Many companies encrypt passwords; however, the type of encryption matters. Even well-designed passwords can be stolen or compromised when service providers aren’t adequately securing them with the latest technology. Weaker algorithms, like unsalted md5 and sha1, are commonly used yet easily deciphered and immediately converted back into the readable passwords that fuel attacks. The Ashley Madison incident involved 36 million leaked passwords that were hashed with the bcrypt encryption type, clearly not strong enough to prevent a breach.
Companies may also attempt to track password exposures, but the process can be labor intensive, frequent false positives desensitize them to real threats, and they often miss many of the compromises. Their methods are too basic to catch the oft-shrouded techniques of the modern cybercriminal, particularly when the bad actor is internal to the company.

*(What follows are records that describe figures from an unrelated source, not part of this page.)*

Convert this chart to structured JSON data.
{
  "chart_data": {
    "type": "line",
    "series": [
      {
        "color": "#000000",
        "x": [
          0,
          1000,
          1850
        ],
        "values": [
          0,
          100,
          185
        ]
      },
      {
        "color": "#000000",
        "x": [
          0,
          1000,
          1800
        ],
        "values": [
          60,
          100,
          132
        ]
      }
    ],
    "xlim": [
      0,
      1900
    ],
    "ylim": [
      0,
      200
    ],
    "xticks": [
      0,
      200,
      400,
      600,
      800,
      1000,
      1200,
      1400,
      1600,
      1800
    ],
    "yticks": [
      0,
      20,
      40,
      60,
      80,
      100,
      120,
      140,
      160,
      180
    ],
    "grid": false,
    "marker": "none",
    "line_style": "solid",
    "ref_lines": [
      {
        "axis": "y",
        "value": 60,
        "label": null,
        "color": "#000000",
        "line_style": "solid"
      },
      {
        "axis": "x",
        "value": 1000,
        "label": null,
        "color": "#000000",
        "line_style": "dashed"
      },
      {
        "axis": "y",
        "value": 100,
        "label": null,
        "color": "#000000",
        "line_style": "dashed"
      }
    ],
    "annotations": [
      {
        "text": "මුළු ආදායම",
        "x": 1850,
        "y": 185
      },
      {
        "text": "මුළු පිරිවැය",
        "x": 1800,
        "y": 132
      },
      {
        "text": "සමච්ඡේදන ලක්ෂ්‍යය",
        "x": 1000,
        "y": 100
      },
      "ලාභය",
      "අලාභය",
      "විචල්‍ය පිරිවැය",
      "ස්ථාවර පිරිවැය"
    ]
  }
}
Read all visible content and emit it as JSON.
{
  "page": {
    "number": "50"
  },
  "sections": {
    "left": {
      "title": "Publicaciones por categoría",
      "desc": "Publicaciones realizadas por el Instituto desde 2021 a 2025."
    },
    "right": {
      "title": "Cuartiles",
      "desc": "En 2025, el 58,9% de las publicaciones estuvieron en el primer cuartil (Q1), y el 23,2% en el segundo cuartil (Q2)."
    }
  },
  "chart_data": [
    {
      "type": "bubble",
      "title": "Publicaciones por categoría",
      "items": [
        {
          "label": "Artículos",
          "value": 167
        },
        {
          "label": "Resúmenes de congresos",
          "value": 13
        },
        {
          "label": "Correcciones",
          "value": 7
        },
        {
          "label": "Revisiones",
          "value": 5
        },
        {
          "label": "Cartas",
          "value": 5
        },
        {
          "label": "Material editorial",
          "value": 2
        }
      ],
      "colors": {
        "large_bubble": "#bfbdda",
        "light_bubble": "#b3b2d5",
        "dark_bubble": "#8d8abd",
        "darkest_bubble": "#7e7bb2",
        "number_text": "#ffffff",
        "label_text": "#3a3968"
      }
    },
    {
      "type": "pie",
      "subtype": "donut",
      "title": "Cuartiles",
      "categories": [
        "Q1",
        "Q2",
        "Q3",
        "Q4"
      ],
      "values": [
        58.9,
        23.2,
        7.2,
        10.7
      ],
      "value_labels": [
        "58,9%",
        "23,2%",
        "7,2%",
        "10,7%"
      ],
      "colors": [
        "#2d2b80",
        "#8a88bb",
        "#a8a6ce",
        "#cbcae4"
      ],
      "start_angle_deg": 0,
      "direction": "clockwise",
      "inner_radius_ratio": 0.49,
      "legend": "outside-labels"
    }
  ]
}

Unless organizations turn to automating their tracking and breach detection and strengthening their login and authentication through technologies like biometrics, they will continue to leave themselves, their employees, their customers and their data at risk.
Bottom line: Companies must fight fire with fire, and as long as passwords are the cornerstone of cybersecurity, we will continue to be vulnerable. Refortifying passwords and avoiding data breaches involves adjusting mentality and behavior as well as modernizing technology and service provider practices to stay a step ahead of the threat actors.